De eerste jaren speelde zij het ene concert na het andere, waaronder een tournee in Canada en een optreden in het Parijse Olympia. Vanaf begin jaren ’90 heeft zij zich toegelegd op componeren, arrangeren en produceren. Meer dan 60 albums, ruim 30 filmtracks, 2 opera’s, muzikale directies van toneelstukken, musicals en cabarets volgden.
Adam heeft vooral bekendheid verworven met haar filmmuziek. Die bekendheid is relatief omdat veel componisten van filmmuziek genoegen moeten nemen met een bijrol, hun aanwezigheid wordt nu eenmaal overvleugeld door de bewegende beelden. Er zijn maar enkele uitzonderingen waarbij de filmmuziek een zelfstandige rol kan opeisen, zoals Neil Diamond’s Jonathan Livingston Seagull of, natuurlijk, The Sound of Music.

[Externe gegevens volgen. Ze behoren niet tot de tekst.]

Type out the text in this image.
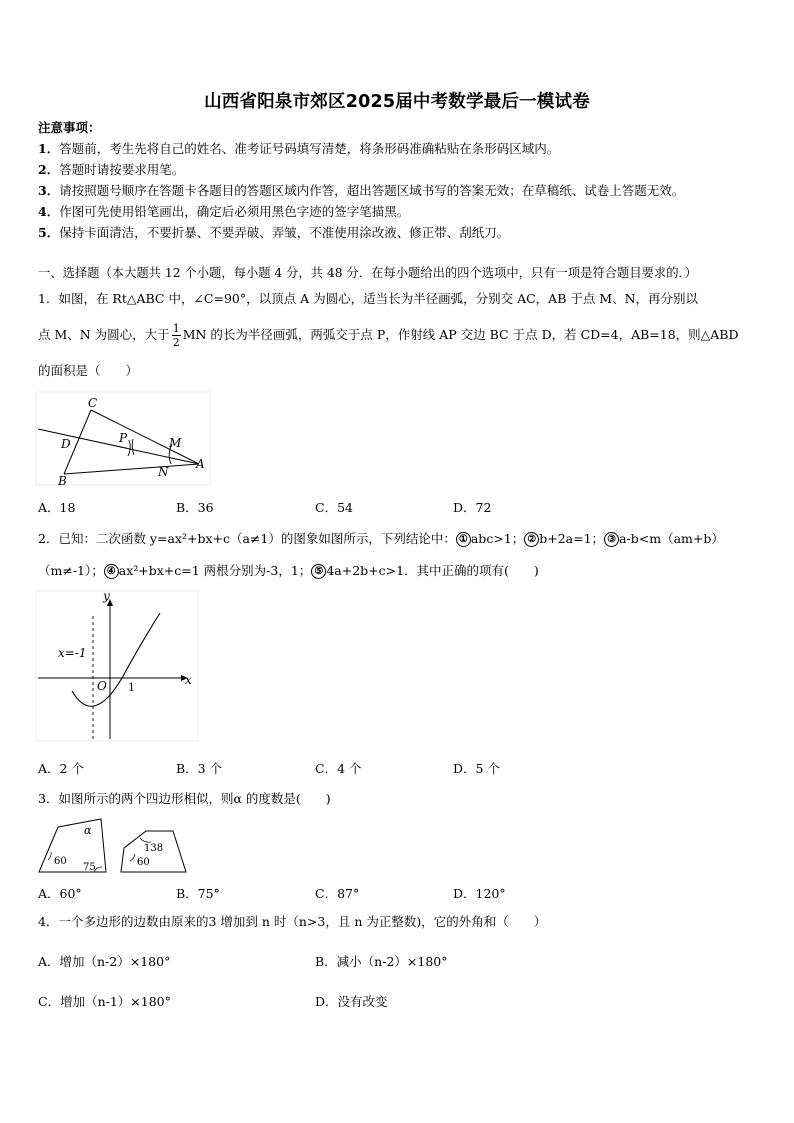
山西省阳泉市郊区2025届中考数学最后一模试卷
注意事项：
1．答题前，考生先将自己的姓名、准考证号码填写清楚，将条形码准确粘贴在条形码区域内。
2．答题时请按要求用笔。
3．请按照题号顺序在答题卡各题目的答题区域内作答，超出答题区域书写的答案无效；在草稿纸、试卷上答题无效。
4．作图可先使用铅笔画出，确定后必须用黑色字迹的签字笔描黑。
5．保持卡面清洁，不要折暴、不要弄破、弄皱，不准使用涂改液、修正带、刮纸刀。
一、选择题（本大题共 12 个小题，每小题 4 分，共 48 分．在每小题给出的四个选项中，只有一项是符合题目要求的．）
1．如图，在 Rt△ABC 中，∠C=90°，以顶点 A 为圆心，适当长为半径画弧，分别交 AC，AB 于点 M、N，再分别以
点 M、N 为圆心，大于 $\frac{1}{2}$ MN 的长为半径画弧，两弧交于点 P，作射线 AP 交边 BC 于点 D，若 CD=4，AB=18，则△ABD
的面积是（　　）
C
D	P	M
B
N
A
A．18	B．36	C．54	D．72
2．已知：二次函数 y=ax²+bx+c（a≠1）的图象如图所示，下列结论中： ① abc>1； ② b+2a=1； ③ a-b<m（am+b）
（m≠-1）； ④ ax²+bx+c=1 两根分别为-3，1； ⑤ 4a+2b+c>1．其中正确的项有(　　)
y
x
x=-1
O 1
A．2 个	B．3 个	C．4 个	D．5 个
3．如图所示的两个四边形相似，则α 的度数是(　　)
α
60
75
138
60
A．60°	B．75°	C．87°	D．120°
4．一个多边形的边数由原来的3 增加到 n 时（n>3，且 n 为正整数)，它的外角和（　　）
A．增加（n-2）×180°	B．减小（n-2）×180°
C．增加（n-1）×180°	D．没有改变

Adams wortels liggen in de klassieke muziek, zij het met een twist. Voor haar CD Femme heeft zij een beroep kunnen doen op het Luikse strijkkwartet Aïda, bestaande uit strijkers van de Opéra Royal de Wallonie en het Orchestre Philharmonique Royal de Liège. De vrouwen van dit ensemble geven regelmatig klassieke concerten maar laten zich ook in met tango en filmmuziek. Verder zijn te horen Rhonny Ventat (saxofoon) en Johan Dupont (piano).
Hommage aan de vrouw
Met deze CD heeft Adam een hommage aan de vrouw willen brengen. Het openingsstuk Courbes de Femme bestaat uit ronde melodische lijnen in een gracieus voortschrijdende ritmiek. De harmonieën zij ingenieus en zo nu en dan waait een zacht windje. Het stuk ruikt naar frisgewassen linnen.
In Amazone draven de cello’s en de eerste violen als Arabische volbloeden. Dit rijke stuk heeft in het midden een licht-dissonante dalende sequens die een stoot frisheid aan het verhaal geeft. Tegen de tremolo-lijnen van de strijkers ontwikkelt zich een volksdans die even de kant van joods-traditionele Kletzmer-muziek opgaat. Vrolijk en onbevangen verdwijnt de muziek via lichte pizzicati achter de horizon.
Het begin van Ombre de femme is theatraal en bevat flarden Rachmaninov en Einaudi. Het tweede deel met piano en violen ontleent een verrassende authenticiteit aan eenvoud van melodie en textuur. De kracht van de stilte wordt aan het einde uitgebuit waardoor het stuk aan sterkte wint.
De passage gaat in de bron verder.